The Packers cited a salary cap crunch when the jettisoned Chmura, 31, a three-time Pro Bowl tight end. After his acquittal, the only response from the team was a terse statement from president Bob Harlan that read: "We're just glad that it's over."

Chmura said his neck injury that put his career in jeopardy in 1999 is no longer an issue and that two doctors have given him medical clearance to play.

Boyle said Brett Favre and other former teammates wanted to attend the trial but he advised against that because "I didn't want any public perception that we needed those people to bring justice."

Breidenstein said the accuser's inconsistent testimony and surly demeanor on the stand also helped them acquit Chmura.

The deciding factor was the testimony of two teens, Michael Kleber and Val Buscemi, Breidenstein and the 59-year-old juror said.

Kleber testified that he warned the accuser not to enter the bathroom and that she turned to him, smiled and went in anyway. Buscemi said Chmura's accuser told her she been inappropriately touched by Chmura in a hot tub before the alleged sexual assault in the bathroom.

Chmura's accuser denied both accounts by the star defense witnesses.

Breidenstein said that when the jury got the case, a secret straw poll found there were five guilty votes on sexual assault, which carries 10 years in prison. After debate and two more polls, the vote to acquit was unanimous.

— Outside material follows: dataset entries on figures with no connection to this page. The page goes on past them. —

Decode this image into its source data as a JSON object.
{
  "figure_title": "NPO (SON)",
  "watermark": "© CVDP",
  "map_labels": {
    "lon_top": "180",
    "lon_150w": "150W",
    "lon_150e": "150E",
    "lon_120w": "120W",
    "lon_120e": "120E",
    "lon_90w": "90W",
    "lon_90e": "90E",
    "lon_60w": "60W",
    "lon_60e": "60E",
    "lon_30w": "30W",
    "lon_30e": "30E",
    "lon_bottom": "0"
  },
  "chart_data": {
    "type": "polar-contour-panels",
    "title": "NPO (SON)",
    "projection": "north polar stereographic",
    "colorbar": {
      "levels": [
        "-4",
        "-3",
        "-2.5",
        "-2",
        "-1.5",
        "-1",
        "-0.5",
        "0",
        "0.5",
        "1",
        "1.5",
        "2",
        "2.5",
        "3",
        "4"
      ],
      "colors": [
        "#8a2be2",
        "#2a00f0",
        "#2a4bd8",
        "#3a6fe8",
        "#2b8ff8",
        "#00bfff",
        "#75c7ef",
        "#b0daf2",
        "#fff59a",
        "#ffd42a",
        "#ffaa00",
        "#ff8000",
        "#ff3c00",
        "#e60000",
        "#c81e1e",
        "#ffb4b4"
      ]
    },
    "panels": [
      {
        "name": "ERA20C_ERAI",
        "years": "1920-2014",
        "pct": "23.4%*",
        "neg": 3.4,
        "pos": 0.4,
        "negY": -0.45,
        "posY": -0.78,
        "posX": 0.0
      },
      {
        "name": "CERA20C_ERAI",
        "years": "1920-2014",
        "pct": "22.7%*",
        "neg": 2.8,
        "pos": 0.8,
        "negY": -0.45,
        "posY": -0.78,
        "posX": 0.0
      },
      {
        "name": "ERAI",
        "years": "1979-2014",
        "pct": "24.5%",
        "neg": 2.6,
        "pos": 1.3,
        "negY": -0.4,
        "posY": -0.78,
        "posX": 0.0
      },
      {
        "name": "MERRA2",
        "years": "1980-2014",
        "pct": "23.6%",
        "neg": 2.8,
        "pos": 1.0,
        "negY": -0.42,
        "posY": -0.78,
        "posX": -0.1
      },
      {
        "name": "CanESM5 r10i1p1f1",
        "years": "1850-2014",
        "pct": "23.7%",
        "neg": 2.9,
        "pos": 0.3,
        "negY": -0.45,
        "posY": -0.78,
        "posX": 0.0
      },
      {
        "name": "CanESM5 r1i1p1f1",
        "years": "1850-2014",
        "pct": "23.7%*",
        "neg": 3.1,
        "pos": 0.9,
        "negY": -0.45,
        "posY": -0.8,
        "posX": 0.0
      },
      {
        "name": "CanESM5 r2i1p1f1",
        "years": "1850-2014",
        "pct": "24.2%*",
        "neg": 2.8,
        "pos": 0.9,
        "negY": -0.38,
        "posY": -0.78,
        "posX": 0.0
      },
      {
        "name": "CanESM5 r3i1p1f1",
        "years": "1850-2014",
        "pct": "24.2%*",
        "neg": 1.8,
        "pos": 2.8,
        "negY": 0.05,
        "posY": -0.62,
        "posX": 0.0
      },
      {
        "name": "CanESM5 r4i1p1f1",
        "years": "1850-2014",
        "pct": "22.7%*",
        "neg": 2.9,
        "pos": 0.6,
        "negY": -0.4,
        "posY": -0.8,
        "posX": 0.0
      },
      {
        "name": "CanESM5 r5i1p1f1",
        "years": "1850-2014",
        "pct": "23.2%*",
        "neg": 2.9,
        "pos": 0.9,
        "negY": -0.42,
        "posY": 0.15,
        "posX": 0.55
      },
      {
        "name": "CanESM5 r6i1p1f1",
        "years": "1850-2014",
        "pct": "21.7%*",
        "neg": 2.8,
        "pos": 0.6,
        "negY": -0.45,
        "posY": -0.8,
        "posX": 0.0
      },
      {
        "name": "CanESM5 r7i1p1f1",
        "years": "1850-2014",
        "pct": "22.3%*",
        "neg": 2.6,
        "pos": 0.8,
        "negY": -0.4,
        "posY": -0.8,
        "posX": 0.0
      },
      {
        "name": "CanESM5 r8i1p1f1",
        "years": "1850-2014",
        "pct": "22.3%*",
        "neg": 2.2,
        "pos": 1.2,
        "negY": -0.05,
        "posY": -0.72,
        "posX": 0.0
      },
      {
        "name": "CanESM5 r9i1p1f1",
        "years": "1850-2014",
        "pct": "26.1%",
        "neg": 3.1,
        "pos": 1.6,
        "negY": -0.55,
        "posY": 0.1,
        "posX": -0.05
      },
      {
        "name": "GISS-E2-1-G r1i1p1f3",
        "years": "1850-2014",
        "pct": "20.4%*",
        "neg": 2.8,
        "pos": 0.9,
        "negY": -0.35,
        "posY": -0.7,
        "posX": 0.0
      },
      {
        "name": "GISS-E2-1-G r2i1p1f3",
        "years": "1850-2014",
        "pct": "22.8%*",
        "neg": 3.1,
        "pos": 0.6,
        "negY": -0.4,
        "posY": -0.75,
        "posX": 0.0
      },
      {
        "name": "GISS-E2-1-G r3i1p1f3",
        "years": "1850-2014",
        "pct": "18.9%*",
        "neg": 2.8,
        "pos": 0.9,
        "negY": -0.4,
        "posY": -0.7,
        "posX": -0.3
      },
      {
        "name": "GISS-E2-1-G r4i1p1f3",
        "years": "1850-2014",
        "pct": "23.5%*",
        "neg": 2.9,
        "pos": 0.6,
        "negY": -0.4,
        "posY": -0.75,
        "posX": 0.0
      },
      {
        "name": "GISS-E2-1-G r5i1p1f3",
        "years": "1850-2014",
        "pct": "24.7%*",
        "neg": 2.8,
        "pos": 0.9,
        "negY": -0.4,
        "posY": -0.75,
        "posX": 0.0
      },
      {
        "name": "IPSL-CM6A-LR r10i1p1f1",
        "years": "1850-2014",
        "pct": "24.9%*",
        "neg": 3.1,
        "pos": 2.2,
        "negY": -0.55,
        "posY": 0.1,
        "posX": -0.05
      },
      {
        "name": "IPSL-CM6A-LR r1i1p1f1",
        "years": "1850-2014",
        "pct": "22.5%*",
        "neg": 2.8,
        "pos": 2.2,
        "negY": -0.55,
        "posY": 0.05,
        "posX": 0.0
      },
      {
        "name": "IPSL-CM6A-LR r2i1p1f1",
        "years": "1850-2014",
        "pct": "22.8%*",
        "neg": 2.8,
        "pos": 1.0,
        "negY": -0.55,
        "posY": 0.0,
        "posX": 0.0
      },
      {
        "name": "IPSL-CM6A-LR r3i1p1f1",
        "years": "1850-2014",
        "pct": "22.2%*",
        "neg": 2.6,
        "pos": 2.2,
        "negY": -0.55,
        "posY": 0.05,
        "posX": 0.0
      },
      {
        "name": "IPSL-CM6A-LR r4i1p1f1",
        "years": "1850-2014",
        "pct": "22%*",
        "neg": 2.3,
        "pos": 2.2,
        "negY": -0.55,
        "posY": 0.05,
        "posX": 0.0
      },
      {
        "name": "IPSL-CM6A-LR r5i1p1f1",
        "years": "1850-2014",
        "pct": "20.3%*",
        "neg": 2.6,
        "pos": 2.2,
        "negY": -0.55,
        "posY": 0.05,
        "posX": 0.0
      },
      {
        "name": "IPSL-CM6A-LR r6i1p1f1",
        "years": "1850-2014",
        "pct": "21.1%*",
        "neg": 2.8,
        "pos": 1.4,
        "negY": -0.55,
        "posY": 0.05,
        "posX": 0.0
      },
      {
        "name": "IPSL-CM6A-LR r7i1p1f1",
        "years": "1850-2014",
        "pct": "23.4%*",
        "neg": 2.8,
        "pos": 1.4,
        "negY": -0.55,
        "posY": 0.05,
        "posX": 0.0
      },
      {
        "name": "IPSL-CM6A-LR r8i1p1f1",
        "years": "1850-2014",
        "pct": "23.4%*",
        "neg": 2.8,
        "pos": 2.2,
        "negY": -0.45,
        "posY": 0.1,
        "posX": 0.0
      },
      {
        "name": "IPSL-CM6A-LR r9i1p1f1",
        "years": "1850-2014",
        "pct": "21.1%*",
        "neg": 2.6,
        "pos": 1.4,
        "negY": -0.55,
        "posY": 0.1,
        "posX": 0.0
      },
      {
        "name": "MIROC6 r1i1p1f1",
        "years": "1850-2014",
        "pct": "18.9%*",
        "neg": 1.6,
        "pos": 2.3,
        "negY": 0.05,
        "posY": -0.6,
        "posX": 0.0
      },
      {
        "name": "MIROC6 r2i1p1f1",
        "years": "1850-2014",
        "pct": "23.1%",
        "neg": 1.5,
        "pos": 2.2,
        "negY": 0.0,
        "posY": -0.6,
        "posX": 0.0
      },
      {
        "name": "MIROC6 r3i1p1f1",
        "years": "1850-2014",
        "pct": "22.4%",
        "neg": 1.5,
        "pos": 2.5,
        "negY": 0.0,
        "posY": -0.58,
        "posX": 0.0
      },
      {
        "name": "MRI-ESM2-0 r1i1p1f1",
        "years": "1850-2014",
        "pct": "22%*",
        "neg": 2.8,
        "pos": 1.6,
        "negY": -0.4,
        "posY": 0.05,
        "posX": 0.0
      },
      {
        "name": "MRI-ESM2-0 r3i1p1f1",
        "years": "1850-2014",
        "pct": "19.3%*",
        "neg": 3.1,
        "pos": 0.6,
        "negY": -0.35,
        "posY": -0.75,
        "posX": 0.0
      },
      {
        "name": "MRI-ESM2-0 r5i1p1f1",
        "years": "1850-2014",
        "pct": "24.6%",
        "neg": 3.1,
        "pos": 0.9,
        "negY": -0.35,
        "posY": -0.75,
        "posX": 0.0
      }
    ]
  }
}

After a few bites of pizza, the jury quickly took up count No. 2, child enticement, which none of the jurors realized was by far the more serious of the two charges, carrying 30 years in prison, Breidenstein said.

Two jurors who voted guilty on the first straw poll for that charge changed their votes on the second poll, he said.

Both of the alternate jurors also would have voted to acquit Chmura on both counts, according to one of them, a 51-year-old mechanic from Janesville.

After the verdicts, jurors spent one last night at the hotel where they were sequestered during the 10-day trial.

"We went to the bar and had a couple of drinks," Breidenstein said. "And we all agreed we did the right thing."